His latest project was more ambitious, and was inspired by two exgirlfriends who had been raped. He’s making a drawing of a woman, using more than 100,000 dots. Each dot will represent a man or woman who has been sexually assaulted, and who has contacted Ilan. He has 4,000 dots so far, enough to fill in the face of his subject.

And the message board? “I was just thinking, what can people do once they get their dot on there? And it’s turned into a huge healing mechanism, to get a huge secret like that off your chest,” he says.

“The first person told me they now feel less alone. I was thinking, why would you feel alone? You’ve got millions of people with this shared thing in their life. … But they’re not talking about it.”
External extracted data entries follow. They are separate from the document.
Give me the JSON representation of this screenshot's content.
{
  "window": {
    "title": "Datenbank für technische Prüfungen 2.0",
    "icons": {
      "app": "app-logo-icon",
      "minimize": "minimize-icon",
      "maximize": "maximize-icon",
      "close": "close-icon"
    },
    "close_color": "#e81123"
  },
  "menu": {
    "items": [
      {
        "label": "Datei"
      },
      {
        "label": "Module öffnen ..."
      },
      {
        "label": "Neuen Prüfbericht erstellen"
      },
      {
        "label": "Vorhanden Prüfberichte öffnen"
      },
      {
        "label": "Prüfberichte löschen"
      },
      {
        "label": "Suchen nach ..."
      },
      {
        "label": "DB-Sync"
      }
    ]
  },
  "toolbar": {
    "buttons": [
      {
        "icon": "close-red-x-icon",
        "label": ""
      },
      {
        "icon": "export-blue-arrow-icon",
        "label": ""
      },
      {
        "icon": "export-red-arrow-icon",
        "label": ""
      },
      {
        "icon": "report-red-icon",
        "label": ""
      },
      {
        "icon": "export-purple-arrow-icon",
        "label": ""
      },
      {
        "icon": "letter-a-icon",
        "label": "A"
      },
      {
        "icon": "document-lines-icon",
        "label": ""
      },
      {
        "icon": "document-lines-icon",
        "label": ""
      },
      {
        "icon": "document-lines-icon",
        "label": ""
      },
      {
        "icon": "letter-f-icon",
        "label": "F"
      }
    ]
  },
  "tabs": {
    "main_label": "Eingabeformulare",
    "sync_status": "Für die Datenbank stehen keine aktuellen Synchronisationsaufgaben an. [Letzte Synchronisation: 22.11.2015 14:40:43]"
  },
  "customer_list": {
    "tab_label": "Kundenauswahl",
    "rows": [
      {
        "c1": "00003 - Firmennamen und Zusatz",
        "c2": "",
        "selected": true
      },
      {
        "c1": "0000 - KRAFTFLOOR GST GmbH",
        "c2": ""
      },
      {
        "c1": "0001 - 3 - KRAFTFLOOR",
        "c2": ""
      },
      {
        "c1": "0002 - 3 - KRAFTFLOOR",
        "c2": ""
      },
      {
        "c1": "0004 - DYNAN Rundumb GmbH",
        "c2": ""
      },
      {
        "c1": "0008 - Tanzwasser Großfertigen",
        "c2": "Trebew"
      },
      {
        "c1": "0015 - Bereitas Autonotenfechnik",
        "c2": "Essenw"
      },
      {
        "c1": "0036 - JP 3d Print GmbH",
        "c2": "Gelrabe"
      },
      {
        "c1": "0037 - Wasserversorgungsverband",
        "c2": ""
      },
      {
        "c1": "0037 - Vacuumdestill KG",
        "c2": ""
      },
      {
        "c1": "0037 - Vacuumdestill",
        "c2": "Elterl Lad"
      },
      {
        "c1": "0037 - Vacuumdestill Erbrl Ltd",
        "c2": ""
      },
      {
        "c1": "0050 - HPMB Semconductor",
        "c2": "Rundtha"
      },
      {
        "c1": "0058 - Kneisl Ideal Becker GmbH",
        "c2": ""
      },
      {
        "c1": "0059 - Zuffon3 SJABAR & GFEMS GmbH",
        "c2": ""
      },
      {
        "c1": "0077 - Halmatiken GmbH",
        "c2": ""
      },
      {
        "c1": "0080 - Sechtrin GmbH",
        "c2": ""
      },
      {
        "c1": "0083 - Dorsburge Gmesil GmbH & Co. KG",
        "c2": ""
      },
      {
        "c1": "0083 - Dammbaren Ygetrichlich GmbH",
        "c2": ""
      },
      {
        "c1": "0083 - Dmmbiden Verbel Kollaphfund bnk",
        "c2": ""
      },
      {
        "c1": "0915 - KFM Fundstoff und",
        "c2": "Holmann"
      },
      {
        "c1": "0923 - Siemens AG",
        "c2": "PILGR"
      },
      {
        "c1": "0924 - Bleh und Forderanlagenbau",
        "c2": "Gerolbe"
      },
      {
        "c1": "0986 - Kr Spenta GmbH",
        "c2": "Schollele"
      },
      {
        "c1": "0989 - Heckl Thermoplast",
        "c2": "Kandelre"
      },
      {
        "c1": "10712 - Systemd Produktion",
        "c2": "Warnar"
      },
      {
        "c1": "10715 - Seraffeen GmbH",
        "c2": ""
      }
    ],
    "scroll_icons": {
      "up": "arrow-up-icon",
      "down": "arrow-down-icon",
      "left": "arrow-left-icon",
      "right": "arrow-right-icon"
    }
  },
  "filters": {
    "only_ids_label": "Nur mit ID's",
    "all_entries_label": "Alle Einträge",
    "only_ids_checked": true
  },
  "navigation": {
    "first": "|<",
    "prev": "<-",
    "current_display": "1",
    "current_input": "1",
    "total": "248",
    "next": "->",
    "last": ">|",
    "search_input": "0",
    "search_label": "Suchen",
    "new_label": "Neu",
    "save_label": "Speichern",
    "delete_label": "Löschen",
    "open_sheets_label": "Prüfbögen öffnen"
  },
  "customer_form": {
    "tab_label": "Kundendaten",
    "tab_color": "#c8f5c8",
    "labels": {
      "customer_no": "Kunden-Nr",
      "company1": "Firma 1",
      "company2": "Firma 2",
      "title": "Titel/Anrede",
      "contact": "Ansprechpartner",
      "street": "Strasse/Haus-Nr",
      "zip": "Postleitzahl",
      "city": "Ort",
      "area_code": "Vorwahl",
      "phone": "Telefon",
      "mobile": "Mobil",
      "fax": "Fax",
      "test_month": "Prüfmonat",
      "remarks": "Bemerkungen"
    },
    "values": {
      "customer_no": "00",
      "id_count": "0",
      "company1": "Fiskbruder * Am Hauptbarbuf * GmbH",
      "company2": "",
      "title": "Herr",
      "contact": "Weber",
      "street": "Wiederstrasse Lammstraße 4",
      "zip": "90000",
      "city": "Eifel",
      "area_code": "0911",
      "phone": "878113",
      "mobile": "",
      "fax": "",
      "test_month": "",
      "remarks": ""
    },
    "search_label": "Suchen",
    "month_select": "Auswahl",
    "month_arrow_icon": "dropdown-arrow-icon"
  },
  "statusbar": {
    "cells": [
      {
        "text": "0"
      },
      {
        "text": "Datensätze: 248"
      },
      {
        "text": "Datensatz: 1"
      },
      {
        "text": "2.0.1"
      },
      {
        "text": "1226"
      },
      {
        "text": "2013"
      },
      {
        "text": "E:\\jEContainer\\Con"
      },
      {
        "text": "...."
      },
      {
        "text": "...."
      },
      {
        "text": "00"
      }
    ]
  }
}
Sharon is a dot on Ilan’s drawing, but she still hasn’t written out her story on his site – she says it would have just made her cry more to do it. She has written about her feelings on her own blog on MySpace, in poems and cryptic apologies.

And she says she feels relief when she reads the stories on Points With Purpose.

“You’re having a bad day, you find one of those sites, it helps you heal. You get to see someone else who went through it. It gives you the sense of relief,” she says.

Having shared parts of her story online, and having read other people’s accounts, she is more confident talking about it in person.

Last week, as she prepared to return to classes for the first time since the attack, she spoke about that night. Her black nail polish was chipping away and her eyes were dry as she sat in a Starbucks. She told of how she felt betrayed by her friends, and how for months afterward she cut herself with box cutters and scrapbooking scissors until she bled.

The evening after that conversation, she said later, she felt unusually calm. She didn’t cry, as she has most nights in the past year.

“Other people will not think it’s a good idea (to share stories), that it’s something that should be left private. But it’s a healing thing. It’s definitely a healing thing.”